Wearables can detect coronavirus symptoms early
A study involving more than 600 people on the frontlines of the COVID-19 pandemic has found that wearables can detect coronavirus symptoms up to three days before people even start to feel sick.
The researchers behind that study are now expanding it to include more than 10,000 volunteers, and if their findings hold up in this larger population, it could mean we already have an effective, noninvasive early warning symptom for COVID-19 on our hands.
The Oura Ring
In March, Finnish entrepreneur Petri Hollmén wrote on Facebook that an alert from his Oura Ring — a smart ring that tracks body temperature and other vital signs — was the first indication that he had the coronavirus.
Soon after, researchers from the West Virginia University Rockefeller Neuroscience Institute (RNI) and WVU Medicine partnered with the ring’s maker, Oura Health, to launch a study to determine whether wearables can detect coronavirus symptoms early in other people.
To start, they developed a smartphone app that collects biometric data from the Oura Ring, including increased body temperature, respiratory rate, and sleep patterns. The app also gives users the ability to directly input physiological, cognitive, and behavioral data — they might note increased feelings of stress or anxiety, for example.
The researchers then distributed the app and hundreds of Oura Rings to healthcare workers, using information from early participants to develop AI-based prediction models. Within three weeks, they found their system could predict coronavirus symptoms 24 hours before onset.
More than 600 people are now involved in the Oura Ring study, and according to the researchers’ latest report, the wearables can detect coronavirus symptoms 72 hours prior to onset with 90% accuracy.
A Wearable Weapon Against COVID-19
Hollmén’s experience is a perfect example of how knowing that wearables can detect coronavirus symptoms early could help us stem the spread of COVID-19.

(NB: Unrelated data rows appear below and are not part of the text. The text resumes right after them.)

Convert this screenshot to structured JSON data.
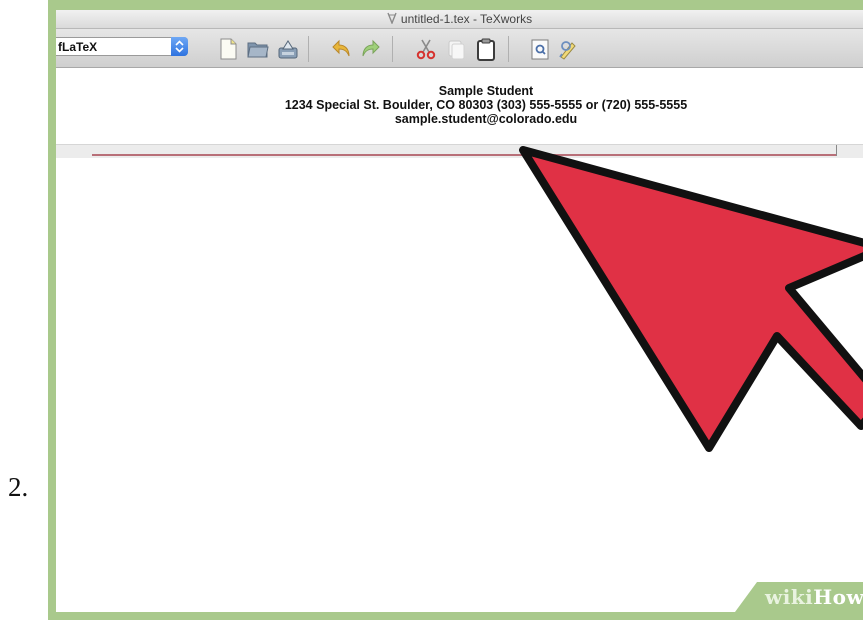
{
  "step_number": "2.",
  "window": {
    "title": "untitled-1.tex - TeXworks"
  },
  "toolbar": {
    "engine_value": "fLaTeX",
    "icons": [
      "new-document-icon",
      "open-folder-icon",
      "save-icon",
      "undo-icon",
      "redo-icon",
      "cut-icon",
      "copy-icon",
      "paste-icon",
      "find-icon",
      "replace-icon"
    ]
  },
  "document": {
    "name": "Sample Student",
    "address_line": "1234 Special St. Boulder, CO 80303 (303) 555-5555 or (720) 555-5555",
    "email": "sample.student@colorado.edu",
    "rule_color": "#b86f78"
  },
  "overlay": {
    "arrow_color": "#e03145",
    "arrow_outline": "#111111"
  },
  "watermark": {
    "wiki": "wiki",
    "how": "How",
    "color": "#a9c98c"
  }
}
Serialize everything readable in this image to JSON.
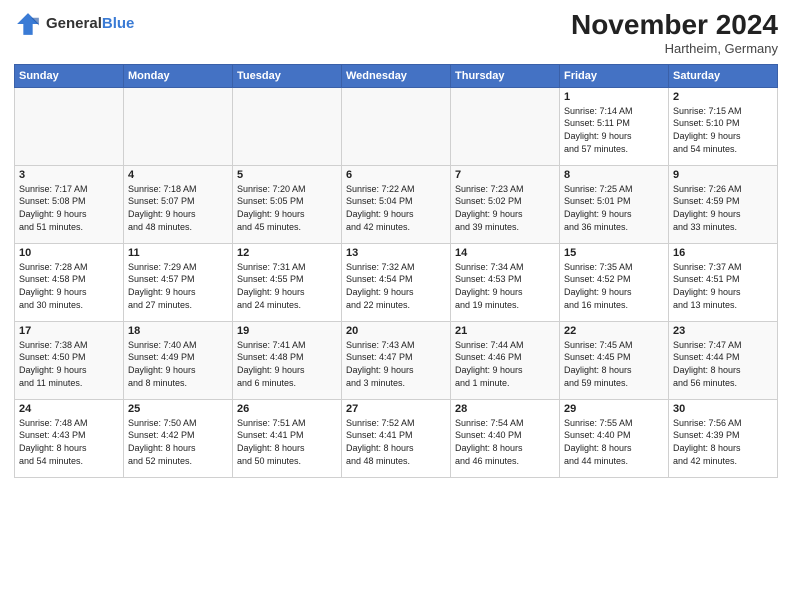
{
  "logo": {
    "text_general": "General",
    "text_blue": "Blue"
  },
  "header": {
    "month_title": "November 2024",
    "location": "Hartheim, Germany"
  },
  "days_of_week": [
    "Sunday",
    "Monday",
    "Tuesday",
    "Wednesday",
    "Thursday",
    "Friday",
    "Saturday"
  ],
  "weeks": [
    [
      {
        "day": "",
        "info": "",
        "empty": true
      },
      {
        "day": "",
        "info": "",
        "empty": true
      },
      {
        "day": "",
        "info": "",
        "empty": true
      },
      {
        "day": "",
        "info": "",
        "empty": true
      },
      {
        "day": "",
        "info": "",
        "empty": true
      },
      {
        "day": "1",
        "info": "Sunrise: 7:14 AM\nSunset: 5:11 PM\nDaylight: 9 hours\nand 57 minutes."
      },
      {
        "day": "2",
        "info": "Sunrise: 7:15 AM\nSunset: 5:10 PM\nDaylight: 9 hours\nand 54 minutes."
      }
    ],
    [
      {
        "day": "3",
        "info": "Sunrise: 7:17 AM\nSunset: 5:08 PM\nDaylight: 9 hours\nand 51 minutes."
      },
      {
        "day": "4",
        "info": "Sunrise: 7:18 AM\nSunset: 5:07 PM\nDaylight: 9 hours\nand 48 minutes."
      },
      {
        "day": "5",
        "info": "Sunrise: 7:20 AM\nSunset: 5:05 PM\nDaylight: 9 hours\nand 45 minutes."
      },
      {
        "day": "6",
        "info": "Sunrise: 7:22 AM\nSunset: 5:04 PM\nDaylight: 9 hours\nand 42 minutes."
      },
      {
        "day": "7",
        "info": "Sunrise: 7:23 AM\nSunset: 5:02 PM\nDaylight: 9 hours\nand 39 minutes."
      },
      {
        "day": "8",
        "info": "Sunrise: 7:25 AM\nSunset: 5:01 PM\nDaylight: 9 hours\nand 36 minutes."
      },
      {
        "day": "9",
        "info": "Sunrise: 7:26 AM\nSunset: 4:59 PM\nDaylight: 9 hours\nand 33 minutes."
      }
    ],
    [
      {
        "day": "10",
        "info": "Sunrise: 7:28 AM\nSunset: 4:58 PM\nDaylight: 9 hours\nand 30 minutes."
      },
      {
        "day": "11",
        "info": "Sunrise: 7:29 AM\nSunset: 4:57 PM\nDaylight: 9 hours\nand 27 minutes."
      },
      {
        "day": "12",
        "info": "Sunrise: 7:31 AM\nSunset: 4:55 PM\nDaylight: 9 hours\nand 24 minutes."
      },
      {
        "day": "13",
        "info": "Sunrise: 7:32 AM\nSunset: 4:54 PM\nDaylight: 9 hours\nand 22 minutes."
      },
      {
        "day": "14",
        "info": "Sunrise: 7:34 AM\nSunset: 4:53 PM\nDaylight: 9 hours\nand 19 minutes."
      },
      {
        "day": "15",
        "info": "Sunrise: 7:35 AM\nSunset: 4:52 PM\nDaylight: 9 hours\nand 16 minutes."
      },
      {
        "day": "16",
        "info": "Sunrise: 7:37 AM\nSunset: 4:51 PM\nDaylight: 9 hours\nand 13 minutes."
      }
    ],
    [
      {
        "day": "17",
        "info": "Sunrise: 7:38 AM\nSunset: 4:50 PM\nDaylight: 9 hours\nand 11 minutes."
      },
      {
        "day": "18",
        "info": "Sunrise: 7:40 AM\nSunset: 4:49 PM\nDaylight: 9 hours\nand 8 minutes."
      },
      {
        "day": "19",
        "info": "Sunrise: 7:41 AM\nSunset: 4:48 PM\nDaylight: 9 hours\nand 6 minutes."
      },
      {
        "day": "20",
        "info": "Sunrise: 7:43 AM\nSunset: 4:47 PM\nDaylight: 9 hours\nand 3 minutes."
      },
      {
        "day": "21",
        "info": "Sunrise: 7:44 AM\nSunset: 4:46 PM\nDaylight: 9 hours\nand 1 minute."
      },
      {
        "day": "22",
        "info": "Sunrise: 7:45 AM\nSunset: 4:45 PM\nDaylight: 8 hours\nand 59 minutes."
      },
      {
        "day": "23",
        "info": "Sunrise: 7:47 AM\nSunset: 4:44 PM\nDaylight: 8 hours\nand 56 minutes."
      }
    ],
    [
      {
        "day": "24",
        "info": "Sunrise: 7:48 AM\nSunset: 4:43 PM\nDaylight: 8 hours\nand 54 minutes."
      },
      {
        "day": "25",
        "info": "Sunrise: 7:50 AM\nSunset: 4:42 PM\nDaylight: 8 hours\nand 52 minutes."
      },
      {
        "day": "26",
        "info": "Sunrise: 7:51 AM\nSunset: 4:41 PM\nDaylight: 8 hours\nand 50 minutes."
      },
      {
        "day": "27",
        "info": "Sunrise: 7:52 AM\nSunset: 4:41 PM\nDaylight: 8 hours\nand 48 minutes."
      },
      {
        "day": "28",
        "info": "Sunrise: 7:54 AM\nSunset: 4:40 PM\nDaylight: 8 hours\nand 46 minutes."
      },
      {
        "day": "29",
        "info": "Sunrise: 7:55 AM\nSunset: 4:40 PM\nDaylight: 8 hours\nand 44 minutes."
      },
      {
        "day": "30",
        "info": "Sunrise: 7:56 AM\nSunset: 4:39 PM\nDaylight: 8 hours\nand 42 minutes."
      }
    ]
  ]
}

Even though he felt fine, his Oura Ring detected an incredibly minor drop in his temperature (1.8 degrees Fahrenheit) caused by his coronavirus infection. Ten days after he wrote his Facebook post, the San Francisco Chronicle noted that he still “felt few symptoms.”
That means that, without his ring’s alert, he might never have gotten tested for the coronavirus and known to self-isolate.
Hollmén’s lack of noticeable symptoms isn’t remarkable. Though pinning down an exact figure has proven difficult, studies suggest that more than half of all coronavirus cases may be asymptomatic or presymptomatic — a situation that has made it incredibly difficult to stem the virus’s spread.
One in five Americans already owns some sort of wearable fitness tracker, though, so if other types of wearables can detect coronavirus symptoms early, the devices could tip off a big chunk of the population to coronavirus infections they might never have noticed otherwise.